Cette modification dans un texte officiel paraît simplement logique lorsque l’on considère la lente évolution de la pensée de l’Église sur la peine capitale. Pour ce qui est de la position de François, elle ne fait que s’appuyer sur celle développée par Jean-Paul II qui défendait une véritable «culture de la vie». François avait courageusement pris position devant le Congrès américain, en septembre 2017 – comme il l’avait fait lors de son voyage aux États-Unis deux ans plus tôt –, pour que la condamnation à mort de Kelly Gissendaner dans l’État de Géorgie, soit commuée en peine à perpétuité, un combat qu’il a perdu lorsque celle-ci fut exécutée le 30 septembre.
Bref, la modification du catéchisme est une correction en vue de mieux correspondre à l’évolution du magistère, surtout pour interpeller les gouvernements là où persiste le recours au meurtre d’État. Le fait de procéder à cette modification entre deux révisions du compendium de la doctrine catholique lui donne un caractère d’urgence.
Du début à la fin de la vie
Cet enseignement vient boucler de bout en bout une position morale explicitée dans Evangelium vitae (Jean-Paul II, 1995) qui estime que la vie humaine est sacrée et qu’il importe de la protéger depuis sa conception jusqu’à sa fin naturelle. Même les criminels les plus crapuleux ne sont pas écartés de la grâce divine et, de ce fait, leur vie repose entre les mains de Dieu et non des hommes.

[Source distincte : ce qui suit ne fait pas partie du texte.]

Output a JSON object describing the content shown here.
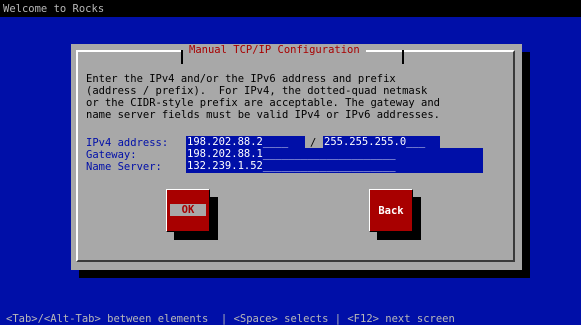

Mais cela ne fait pas l’unanimité chez les chrétiens. J’en veux pour preuve une situation vécue il y a quelques années, alors qu’une vague de solidarité avait cours sur les réseaux sociaux pour tenter de sauver un condamné que plusieurs jugeaient innocent.
J’avais interpelé le fondateur du site pro-vie LifeNews.com qui se dévoue essentiellement à combattre l’avortement aux États-Unis. Je voulais le convaincre de recourir à ses abonnés pour faire pression sur le Gouverneur de l’État. L’homme m’avait répondu sèchement: «Quand les militants contre la peine de mort se montreront aussi déterminés à abolir l’avortement, alors je les appuierai.» À mon tour, je lui avais répondu que s’il était réellement pro-vie, comme il le prétendait, il n’hésiterait pas à défendre la vie de tout être humain… La conversation s’était arrêtée là. Le détenu avait été exécuté.
Une cohérence qui pèse
L’Église est désormais cohérente: pas de mise à mort pour une vie naissante (avortement), ni pour une vie innocente (meurtre), ni pour une vie agonisante (euthanasie) ni même pour une vie jugée indigne de se poursuivre (exécution). «Tu ne tueras point», point.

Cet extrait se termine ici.